The above results and those from other similar analyses lead us to conclude that susceptibility loci that are associated with initiation and development of PCa are likely to differ from loci that predict disease progression and aggressiveness. The mechanisms and pathways contributing to a more aggressive disease phenotype are still elusive, and additional large-scale discovery studies focusing on disease-specific end points are required. Investigating the cumulative effect of PCa SNPs may well reveal more about the molecular mechanisms of PCa oncogenesis (Jiang ). As we discover further risk loci, pathway analysis and computational statistical programmes will hopefully shed further light on these molecular mechanisms. In addition, we must also be aware that SNP function may vary among ethnic populations as has been suggested in other recent work (Jiang ).
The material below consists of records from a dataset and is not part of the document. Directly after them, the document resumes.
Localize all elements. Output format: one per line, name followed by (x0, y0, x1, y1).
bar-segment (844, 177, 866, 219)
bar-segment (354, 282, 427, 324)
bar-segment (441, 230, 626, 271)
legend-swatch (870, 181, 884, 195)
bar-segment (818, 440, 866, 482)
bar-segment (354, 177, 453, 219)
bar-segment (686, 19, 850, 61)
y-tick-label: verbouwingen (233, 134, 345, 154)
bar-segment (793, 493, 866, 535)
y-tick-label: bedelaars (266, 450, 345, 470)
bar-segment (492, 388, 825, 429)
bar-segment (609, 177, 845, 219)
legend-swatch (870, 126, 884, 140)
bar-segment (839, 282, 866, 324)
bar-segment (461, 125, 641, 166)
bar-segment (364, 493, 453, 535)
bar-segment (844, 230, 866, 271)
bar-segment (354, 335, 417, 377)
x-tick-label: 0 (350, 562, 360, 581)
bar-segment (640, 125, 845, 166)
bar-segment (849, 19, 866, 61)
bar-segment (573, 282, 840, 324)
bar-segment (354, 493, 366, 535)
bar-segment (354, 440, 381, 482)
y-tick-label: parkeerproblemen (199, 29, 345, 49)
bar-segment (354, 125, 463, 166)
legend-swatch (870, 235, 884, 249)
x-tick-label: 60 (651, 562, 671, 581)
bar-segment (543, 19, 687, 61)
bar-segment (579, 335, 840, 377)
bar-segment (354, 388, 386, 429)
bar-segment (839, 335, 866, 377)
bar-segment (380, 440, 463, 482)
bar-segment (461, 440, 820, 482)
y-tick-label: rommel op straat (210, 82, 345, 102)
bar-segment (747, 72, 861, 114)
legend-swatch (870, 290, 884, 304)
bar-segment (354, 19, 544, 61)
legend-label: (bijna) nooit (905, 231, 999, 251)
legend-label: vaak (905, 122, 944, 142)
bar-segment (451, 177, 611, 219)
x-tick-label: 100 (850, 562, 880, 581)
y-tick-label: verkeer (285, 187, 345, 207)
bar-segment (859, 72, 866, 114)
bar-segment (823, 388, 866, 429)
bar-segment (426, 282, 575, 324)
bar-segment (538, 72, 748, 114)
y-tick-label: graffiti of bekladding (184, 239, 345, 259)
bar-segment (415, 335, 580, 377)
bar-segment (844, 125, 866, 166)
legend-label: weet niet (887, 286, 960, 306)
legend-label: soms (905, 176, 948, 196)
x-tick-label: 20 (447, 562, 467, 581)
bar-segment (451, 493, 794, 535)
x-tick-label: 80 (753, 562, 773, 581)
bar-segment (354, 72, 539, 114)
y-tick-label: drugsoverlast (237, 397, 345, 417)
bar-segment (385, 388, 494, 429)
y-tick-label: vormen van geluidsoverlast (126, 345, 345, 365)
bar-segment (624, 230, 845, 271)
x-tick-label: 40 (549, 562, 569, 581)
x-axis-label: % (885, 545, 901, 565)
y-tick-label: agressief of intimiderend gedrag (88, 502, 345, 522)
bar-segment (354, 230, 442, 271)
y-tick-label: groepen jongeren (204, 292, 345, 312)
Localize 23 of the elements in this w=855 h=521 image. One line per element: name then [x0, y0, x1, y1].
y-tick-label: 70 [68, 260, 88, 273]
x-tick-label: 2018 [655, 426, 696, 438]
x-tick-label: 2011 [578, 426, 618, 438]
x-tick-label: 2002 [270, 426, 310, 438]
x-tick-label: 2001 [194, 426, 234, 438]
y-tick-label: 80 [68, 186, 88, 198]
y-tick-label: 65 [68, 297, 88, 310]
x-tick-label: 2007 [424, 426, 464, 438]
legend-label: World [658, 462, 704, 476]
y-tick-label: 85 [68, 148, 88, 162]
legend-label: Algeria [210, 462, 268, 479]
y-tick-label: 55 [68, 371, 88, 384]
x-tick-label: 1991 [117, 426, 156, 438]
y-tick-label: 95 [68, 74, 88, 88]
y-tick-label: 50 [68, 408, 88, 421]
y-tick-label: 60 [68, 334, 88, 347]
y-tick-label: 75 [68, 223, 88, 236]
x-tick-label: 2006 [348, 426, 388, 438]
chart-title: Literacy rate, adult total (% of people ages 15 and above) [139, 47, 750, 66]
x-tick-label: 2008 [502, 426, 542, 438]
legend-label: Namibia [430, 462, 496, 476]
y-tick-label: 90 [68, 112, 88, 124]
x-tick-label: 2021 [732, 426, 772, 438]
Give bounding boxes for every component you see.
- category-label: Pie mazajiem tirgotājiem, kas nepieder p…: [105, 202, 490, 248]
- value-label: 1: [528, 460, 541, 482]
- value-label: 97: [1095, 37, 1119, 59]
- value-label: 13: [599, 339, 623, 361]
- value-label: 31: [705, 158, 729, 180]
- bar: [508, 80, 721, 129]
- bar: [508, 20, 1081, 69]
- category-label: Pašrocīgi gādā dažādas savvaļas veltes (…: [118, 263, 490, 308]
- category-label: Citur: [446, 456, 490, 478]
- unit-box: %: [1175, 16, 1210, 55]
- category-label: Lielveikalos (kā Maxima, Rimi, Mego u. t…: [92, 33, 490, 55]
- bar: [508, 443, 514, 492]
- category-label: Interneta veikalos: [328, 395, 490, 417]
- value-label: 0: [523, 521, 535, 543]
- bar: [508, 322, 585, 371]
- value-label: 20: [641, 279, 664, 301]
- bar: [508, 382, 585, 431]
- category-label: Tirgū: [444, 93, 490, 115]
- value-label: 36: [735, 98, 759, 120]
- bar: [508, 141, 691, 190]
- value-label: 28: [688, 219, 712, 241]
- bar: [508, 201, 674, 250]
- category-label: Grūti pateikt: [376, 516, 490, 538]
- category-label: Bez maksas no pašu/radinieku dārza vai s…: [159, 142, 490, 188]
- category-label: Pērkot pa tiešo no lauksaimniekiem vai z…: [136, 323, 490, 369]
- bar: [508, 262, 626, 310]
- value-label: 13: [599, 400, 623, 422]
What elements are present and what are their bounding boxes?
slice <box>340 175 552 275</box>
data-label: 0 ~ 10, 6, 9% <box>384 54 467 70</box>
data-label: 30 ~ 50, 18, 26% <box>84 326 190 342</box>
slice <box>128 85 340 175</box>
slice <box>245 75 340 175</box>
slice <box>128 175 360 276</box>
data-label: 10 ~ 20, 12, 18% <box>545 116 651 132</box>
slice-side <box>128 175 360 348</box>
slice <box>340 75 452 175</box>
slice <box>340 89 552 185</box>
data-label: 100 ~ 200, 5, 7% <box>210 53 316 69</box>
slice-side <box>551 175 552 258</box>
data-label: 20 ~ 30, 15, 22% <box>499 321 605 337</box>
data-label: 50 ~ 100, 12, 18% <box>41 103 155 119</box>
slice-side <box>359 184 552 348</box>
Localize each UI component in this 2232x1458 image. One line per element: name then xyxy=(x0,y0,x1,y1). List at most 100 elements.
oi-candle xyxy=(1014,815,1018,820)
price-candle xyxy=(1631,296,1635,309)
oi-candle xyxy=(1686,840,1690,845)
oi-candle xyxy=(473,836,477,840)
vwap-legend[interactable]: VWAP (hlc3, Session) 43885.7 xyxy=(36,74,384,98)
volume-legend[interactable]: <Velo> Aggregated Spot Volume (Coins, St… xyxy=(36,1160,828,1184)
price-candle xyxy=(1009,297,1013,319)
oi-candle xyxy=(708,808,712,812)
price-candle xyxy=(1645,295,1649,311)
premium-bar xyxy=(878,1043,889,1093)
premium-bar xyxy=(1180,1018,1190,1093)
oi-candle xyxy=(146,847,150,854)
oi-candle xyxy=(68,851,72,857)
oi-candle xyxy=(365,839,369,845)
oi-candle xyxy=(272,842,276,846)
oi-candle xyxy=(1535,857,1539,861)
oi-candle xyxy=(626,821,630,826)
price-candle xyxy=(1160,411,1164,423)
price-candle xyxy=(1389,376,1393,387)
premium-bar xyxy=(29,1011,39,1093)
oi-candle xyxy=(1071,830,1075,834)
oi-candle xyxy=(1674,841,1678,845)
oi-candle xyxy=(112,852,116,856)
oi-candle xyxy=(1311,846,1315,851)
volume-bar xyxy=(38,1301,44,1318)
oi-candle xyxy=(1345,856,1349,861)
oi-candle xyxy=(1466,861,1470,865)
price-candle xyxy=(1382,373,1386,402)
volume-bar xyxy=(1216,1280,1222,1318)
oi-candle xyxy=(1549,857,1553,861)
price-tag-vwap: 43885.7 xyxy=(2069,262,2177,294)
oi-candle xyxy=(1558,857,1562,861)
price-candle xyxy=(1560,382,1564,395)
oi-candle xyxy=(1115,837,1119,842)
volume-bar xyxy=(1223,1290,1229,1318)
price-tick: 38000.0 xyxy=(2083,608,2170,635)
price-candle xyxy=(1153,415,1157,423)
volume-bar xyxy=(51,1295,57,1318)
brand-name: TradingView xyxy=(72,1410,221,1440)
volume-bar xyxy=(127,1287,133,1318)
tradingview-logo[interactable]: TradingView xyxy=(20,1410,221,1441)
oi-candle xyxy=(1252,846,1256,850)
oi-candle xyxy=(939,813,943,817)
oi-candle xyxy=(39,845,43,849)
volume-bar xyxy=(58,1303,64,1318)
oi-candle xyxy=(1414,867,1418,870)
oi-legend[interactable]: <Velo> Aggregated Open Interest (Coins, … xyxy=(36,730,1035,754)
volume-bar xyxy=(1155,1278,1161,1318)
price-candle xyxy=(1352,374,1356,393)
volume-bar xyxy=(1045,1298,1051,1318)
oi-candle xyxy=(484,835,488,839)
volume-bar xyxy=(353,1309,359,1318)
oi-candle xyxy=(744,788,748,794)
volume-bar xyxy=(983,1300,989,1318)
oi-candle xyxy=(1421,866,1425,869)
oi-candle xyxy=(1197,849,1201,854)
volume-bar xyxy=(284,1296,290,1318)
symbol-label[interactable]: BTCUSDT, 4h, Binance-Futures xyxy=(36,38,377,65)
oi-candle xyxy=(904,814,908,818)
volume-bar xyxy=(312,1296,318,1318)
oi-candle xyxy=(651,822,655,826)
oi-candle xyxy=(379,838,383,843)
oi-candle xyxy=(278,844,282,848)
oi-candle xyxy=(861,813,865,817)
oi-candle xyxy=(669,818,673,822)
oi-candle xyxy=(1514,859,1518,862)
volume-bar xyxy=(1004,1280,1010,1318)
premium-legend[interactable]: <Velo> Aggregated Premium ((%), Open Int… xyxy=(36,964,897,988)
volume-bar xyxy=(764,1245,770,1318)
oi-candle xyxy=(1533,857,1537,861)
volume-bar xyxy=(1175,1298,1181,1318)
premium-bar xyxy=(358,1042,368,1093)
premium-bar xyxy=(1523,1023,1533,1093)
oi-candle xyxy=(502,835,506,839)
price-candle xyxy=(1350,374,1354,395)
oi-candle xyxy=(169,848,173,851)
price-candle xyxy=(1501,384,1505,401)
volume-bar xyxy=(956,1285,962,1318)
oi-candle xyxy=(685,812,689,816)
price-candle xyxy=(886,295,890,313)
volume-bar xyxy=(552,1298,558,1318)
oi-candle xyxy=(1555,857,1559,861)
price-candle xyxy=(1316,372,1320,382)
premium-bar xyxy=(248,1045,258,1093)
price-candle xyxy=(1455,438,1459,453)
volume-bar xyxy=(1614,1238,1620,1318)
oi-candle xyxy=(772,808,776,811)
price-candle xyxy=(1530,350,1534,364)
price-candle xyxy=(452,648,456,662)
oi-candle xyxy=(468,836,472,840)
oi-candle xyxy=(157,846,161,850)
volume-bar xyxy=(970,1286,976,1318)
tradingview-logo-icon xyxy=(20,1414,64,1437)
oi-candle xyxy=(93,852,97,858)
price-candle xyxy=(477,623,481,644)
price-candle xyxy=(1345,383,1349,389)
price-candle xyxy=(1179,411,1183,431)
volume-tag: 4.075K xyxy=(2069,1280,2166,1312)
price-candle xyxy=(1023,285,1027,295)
Our study has several limitations: although we report associations of a large selection of PCa risk loci, there are a number of reported GWAS SNPs that due to genotyping failures, were not included in the analysis. We also did not set out to discover any novel susceptibility loci or pathways. However as strengths, we utilised a large sample size with extended follow-up and granular phenotypic data, which includes detailed pathological and treatment variables.

Conclusions

The ability to discriminate individuals who are more or less likely to harbour an aggressive PCa phenotype and who are predisposed to disease recurrence has long been the focus of attention by the urologic oncology community. Existing nomograms are clinically useful but there is significant potential to increase their accuracy with addition of new biomarkers and individual genetic predictors. In this study, we confirmed that rs17632542 in KLK3 is associated with PSA at diagnosis confirming reproducibility across multiple cohorts. No significant association was seen between loci and disease-specific end points when accounting for multiple testing. This provides further evidence that known PCa risk SNPs do not predict likelihood of disease progression. Further larger discovery analysis in cohorts with robust clinical end points are required to shed further light on germline predictors of disease recurrence to improve initial management and surveillance strategies.